Despite its size (420m long, 64m wide, 21m high) the building was conceived as a design object. Partly because Milan is Italy’s design capital, and partly because they were interested in investigating the technical and architectural properties of a skin or membrane to be perceived dynamically as façade not only on its four sides but also the roof- visible from the access road to the airport complex. The hotel has 436 rooms, a conference centre, a spa accessible directly from the airport.

The layouts of the rooms are organised in seven bays separated by courtyards which give a bar-code form to the plan and avoid a direct view from the airport into guest rooms. The western face of the hotel is left open to emphasis the horizontality of the volume with shallow water pools set into the lower level at the ends.
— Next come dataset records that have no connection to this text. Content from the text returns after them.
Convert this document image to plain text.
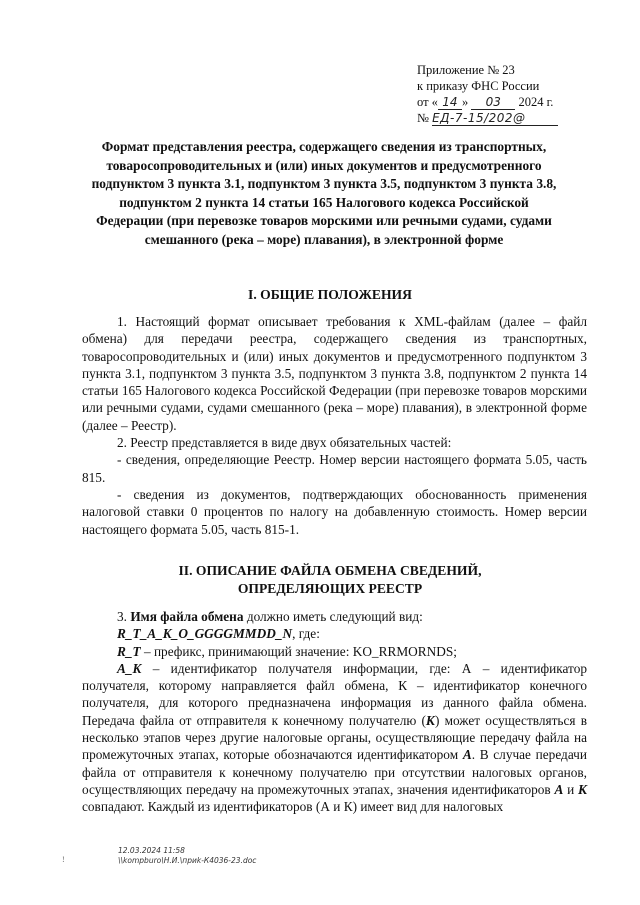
Приложение № 23
к приказу ФНС России
от « 14 » 03 2024 г.
№ ЕД-7-15/202@
Формат представления реестра, содержащего сведения из транспортных, товаросопроводительных и (или) иных документов и предусмотренного подпунктом 3 пункта 3.1, подпунктом 3 пункта 3.5, подпунктом 3 пункта 3.8, подпунктом 2 пункта 14 статьи 165 Налогового кодекса Российской Федерации (при перевозке товаров морскими или речными судами, судами смешанного (река – море) плавания), в электронной форме
I. ОБЩИЕ ПОЛОЖЕНИЯ

1. Настоящий формат описывает требования к XML-файлам (далее – файл обмена) для передачи реестра, содержащего сведения из транспортных, товаросопроводительных и (или) иных документов и предусмотренного подпунктом 3 пункта 3.1, подпунктом 3 пункта 3.5, подпунктом 3 пункта 3.8, подпунктом 2 пункта 14 статьи 165 Налогового кодекса Российской Федерации (при перевозке товаров морскими или речными судами, судами смешанного (река – море) плавания), в электронной форме (далее – Реестр).

2. Реестр представляется в виде двух обязательных частей:

- сведения, определяющие Реестр. Номер версии настоящего формата 5.05, часть 815.

- сведения из документов, подтверждающих обоснованность применения налоговой ставки 0 процентов по налогу на добавленную стоимость. Номер версии настоящего формата 5.05, часть 815-1.

II. ОПИСАНИЕ ФАЙЛА ОБМЕНА СВЕДЕНИЙ,
ОПРЕДЕЛЯЮЩИХ РЕЕСТР

3. Имя файла обмена должно иметь следующий вид:

R_T_A_K_O_GGGGMMDD_N, где:

R_T – префикс, принимающий значение: KO_RRMORNDS;

A_K – идентификатор получателя информации, где: А – идентификатор получателя, которому направляется файл обмена, К – идентификатор конечного получателя, для которого предназначена информация из данного файла обмена. Передача файла от отправителя к конечному получателю (К) может осуществляться в несколько этапов через другие налоговые органы, осуществляющие передачу файла на промежуточных этапах, которые обозначаются идентификатором А. В случае передачи файла от отправителя к конечному получателю при отсутствии налоговых органов, осуществляющих передачу на промежуточных этапах, значения идентификаторов А и К совпадают. Каждый из идентификаторов (А и К) имеет вид для налоговых

!
12.03.2024 11:58
\\kompburo\Н.И.\приk-К4036-23.doc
Façade On the open side these blocks of rooms articulate the façade in an irregular sequence of solid and void. The solids in turn are articulated by a series of thick sculptural PVC blackout curtains which give both depth and dynamic to the overall elevation. Though normally considered an item of interior design, the black-out curtains were seen as an integral part of the façade from an early stage. The regularity on the mullion and transom grid is syncopated by the irregularity of the curtains seen through the extra-clear glass.

The reception hall is also developed with walls made of a white satin PVC membrane with recessed spots and natural plants on the back. The movement of people as they arrive and leave the airport, the tension created between solid and void, curved and straight line, the play of light reflected off and through the building , provide a variation of views and give a dynamic to the architecture that were looking for.